What about a group home or something?
So, yes and no. Group homes were “best practice” for a long time. Group living offers advantages. Group homes are almost always in neighborhoods. Group homes can offer the feeling of family. People often forge strong friendships with housemates. However, achieving compatibility can be difficult between two people, much less four people or even more. People living in group homes may still have to do most things together because of limitations on vehicles and the number of staff in the home and other regulations. While the house is likely to be in a neighborhood, it often stands out as something-different-is-going-on-in-there because of the obviously larger number of adults with disabilities and unrelated staff people going in and out.
If not a group home, then what?
The most recent and person-centered living arrangements are currently called supported living or community living supports. Different sources of funding use different names for their programs, but this won’t matter to you as Eleanor’s next-door neighbor.
Not every person who has intellectual disability needs support to live independently, but some do. Those supports, most often in the form of direct support professionals, may not be needed every hour of every day, but some people do need support all the time. The difference between supported living/community living supports and the way most other people live in their homes is the staff part. If someone has difficulty being successful and independent on their own, there is likely to be paid staff who also live in the home, or they will be there occasionally, or they may come in shifts, with someone there all the time. They fill the gaps between someone’s current abilities and their ability to be fully independent. Depending on the individual, this can be help with cooking, with bathing, medication management, or numerous other tasks of daily living.
The notable thing about supported living and community living support is that it’s regular. Typical. “Normal.” It’s where somebody with intellectual disability lives. A house in a neighborhood. An apartment in a complex, small or large. A condo. A townhome. Next door to you.
Back to Eleanor
Because Eleanor’s full complement of characteristics includes intellectual disability, she’s different intellectually than most of your other neighbors. It’s OK to recognize that. Actually, it’s important to know that. If you aren’t the kind of person who really gets to know and socially embrace all of your neighbors, there’s no expectation you will treat Eleanor differently. (But as you probably do say “good morning” or “how are you today?” to other neighbors, Eleanor would probably like it if you spoke to her, too.) If you are the kind of neighbor who knows and socially embraces all of your neighbors, there’s no expectation you will treat Eleanor differently. She hopes.

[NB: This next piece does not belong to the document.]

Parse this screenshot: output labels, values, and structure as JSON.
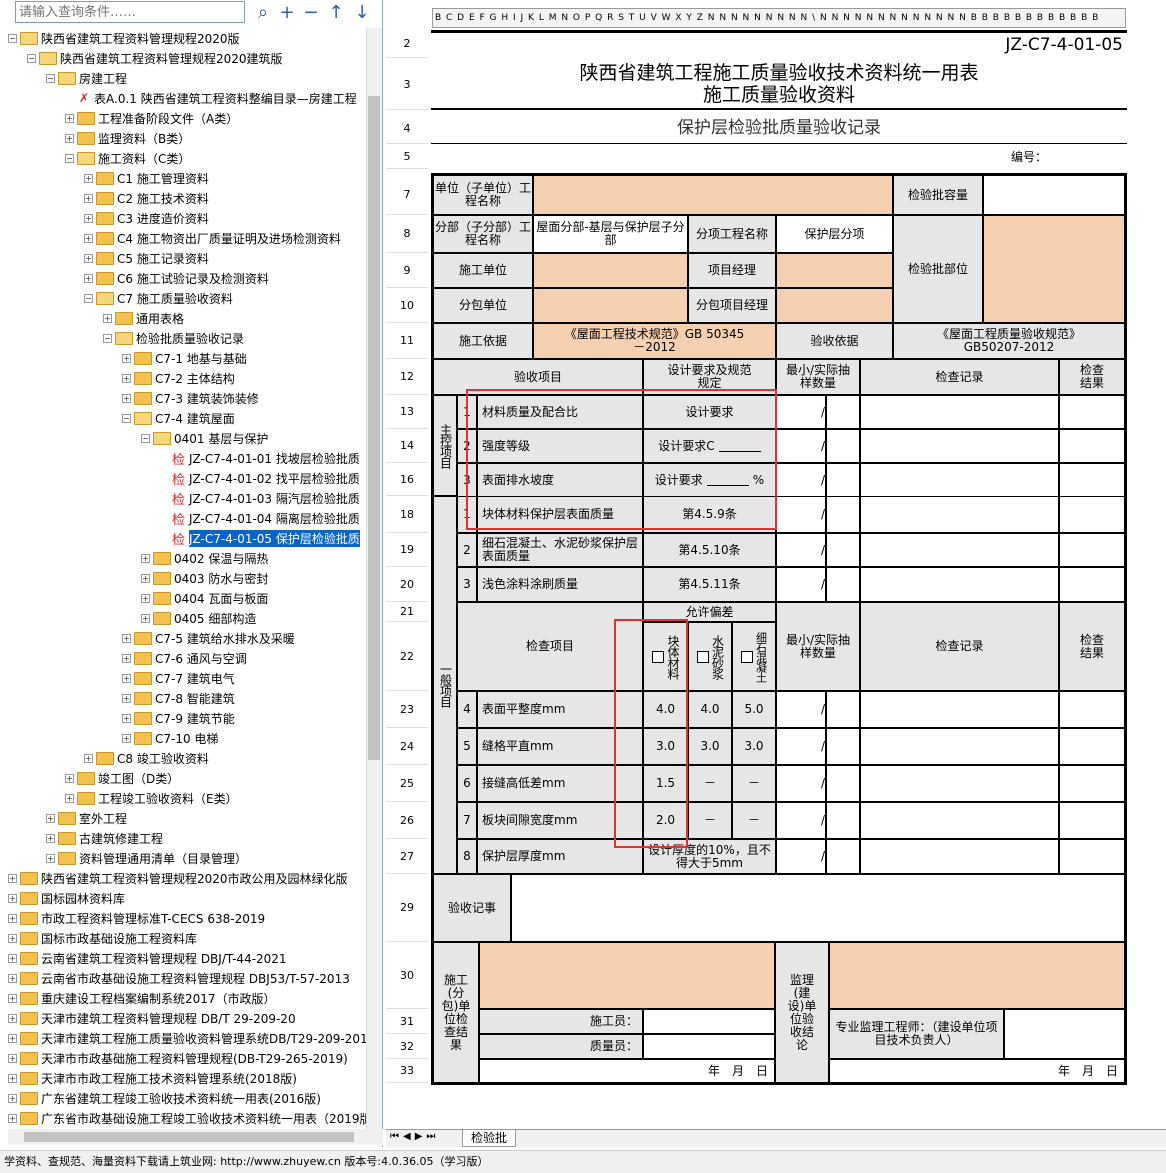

I asked my friend Donna to write this post because almost anytime I talk to someone about my son being in supported living, the person will say, “Where does he live?” and I will say, “In a condo in Franklin.” And then the person will ask if it’s a special-needs condo complex or if it’s some kind of “facility.” I then explain that he lives in a condo complex that has all kinds of “typical” people, nothing special needs about it, nor is it any kind of facility. Just a regular, ol’ condo in our hometown. And he has staff 24 hours a day to help him live the kind of life he wants to live, doing the things he likes to do—just like the rest of us.